# Смена пароля в lan модеме

## Cleus

Такой гадкий пров, что есть необходимость пользоваться разными ADSL тарифными планами, типа посерфить отдельно, покачать отдельно.

Модем лановский ZyXEL (OMNI LAN - старый еще), логин и пароли прописываются непосредственно в настройках модема. Настраивается модем как обычно, через телнет и веб-морду.

Можно ли как-то смену логинов и паролей его автоматизировать? Скриптом там, каким? Иначе задолбаешься туда -сюда пароли перетыкать. Слышал, что сделать что-такое можно...

----------

## Laitr Keiows

Там помню что-то такое было, какие-то разные профили, если по телнету заходить.

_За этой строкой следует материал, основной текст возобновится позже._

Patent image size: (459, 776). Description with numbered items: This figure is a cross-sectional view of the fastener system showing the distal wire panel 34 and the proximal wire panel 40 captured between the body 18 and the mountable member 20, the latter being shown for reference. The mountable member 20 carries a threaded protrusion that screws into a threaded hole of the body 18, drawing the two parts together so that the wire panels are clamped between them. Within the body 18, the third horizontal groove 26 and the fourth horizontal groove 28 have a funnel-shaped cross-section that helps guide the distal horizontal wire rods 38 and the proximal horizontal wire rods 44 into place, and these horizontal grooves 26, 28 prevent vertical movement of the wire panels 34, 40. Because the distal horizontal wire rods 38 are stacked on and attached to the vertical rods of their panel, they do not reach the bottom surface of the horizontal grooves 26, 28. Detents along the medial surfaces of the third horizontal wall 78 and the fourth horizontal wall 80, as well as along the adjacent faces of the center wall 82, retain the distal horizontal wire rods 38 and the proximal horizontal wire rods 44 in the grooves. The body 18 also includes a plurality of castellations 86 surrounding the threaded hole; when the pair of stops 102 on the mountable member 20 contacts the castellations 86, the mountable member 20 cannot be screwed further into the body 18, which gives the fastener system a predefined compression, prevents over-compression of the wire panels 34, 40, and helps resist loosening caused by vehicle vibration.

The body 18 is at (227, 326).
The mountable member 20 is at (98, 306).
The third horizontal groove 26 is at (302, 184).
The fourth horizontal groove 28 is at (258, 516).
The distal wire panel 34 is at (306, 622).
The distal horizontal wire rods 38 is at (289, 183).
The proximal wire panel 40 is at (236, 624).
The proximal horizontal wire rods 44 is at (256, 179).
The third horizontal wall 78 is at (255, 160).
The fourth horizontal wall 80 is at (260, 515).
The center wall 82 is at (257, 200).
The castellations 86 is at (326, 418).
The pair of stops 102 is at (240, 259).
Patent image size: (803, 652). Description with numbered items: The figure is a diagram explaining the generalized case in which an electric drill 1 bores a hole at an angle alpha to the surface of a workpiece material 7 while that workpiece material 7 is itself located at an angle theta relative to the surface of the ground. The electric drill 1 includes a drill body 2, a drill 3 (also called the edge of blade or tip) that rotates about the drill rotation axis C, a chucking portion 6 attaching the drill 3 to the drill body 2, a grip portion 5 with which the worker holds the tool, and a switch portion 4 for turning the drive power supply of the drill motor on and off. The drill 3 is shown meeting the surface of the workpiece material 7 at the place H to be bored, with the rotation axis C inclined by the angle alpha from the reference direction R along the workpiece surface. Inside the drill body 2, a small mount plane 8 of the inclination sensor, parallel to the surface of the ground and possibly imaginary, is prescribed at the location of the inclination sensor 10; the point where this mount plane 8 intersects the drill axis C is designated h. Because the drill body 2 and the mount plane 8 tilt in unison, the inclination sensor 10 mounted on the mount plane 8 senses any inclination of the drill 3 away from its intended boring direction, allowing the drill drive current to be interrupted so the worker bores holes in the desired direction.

Но это лучше в другом форуме спросить, там где про Зюксели все знают.

Еще можно в их саппорт написать, помню что они очень четко и по делу отвечали.

Гарантия на эти зюксели 5 лет если на сайте зарегестрировался вовремя.

----------

## user11

Думаю, меня сейчас забросают помидорами  :Smile: 

Я бы попробовал использовать управлять через web с помощью wget'а.

Надо только разобраться, какой запрос надо посылать для выполнения нужных действий, и как перед этим на модем логиниться.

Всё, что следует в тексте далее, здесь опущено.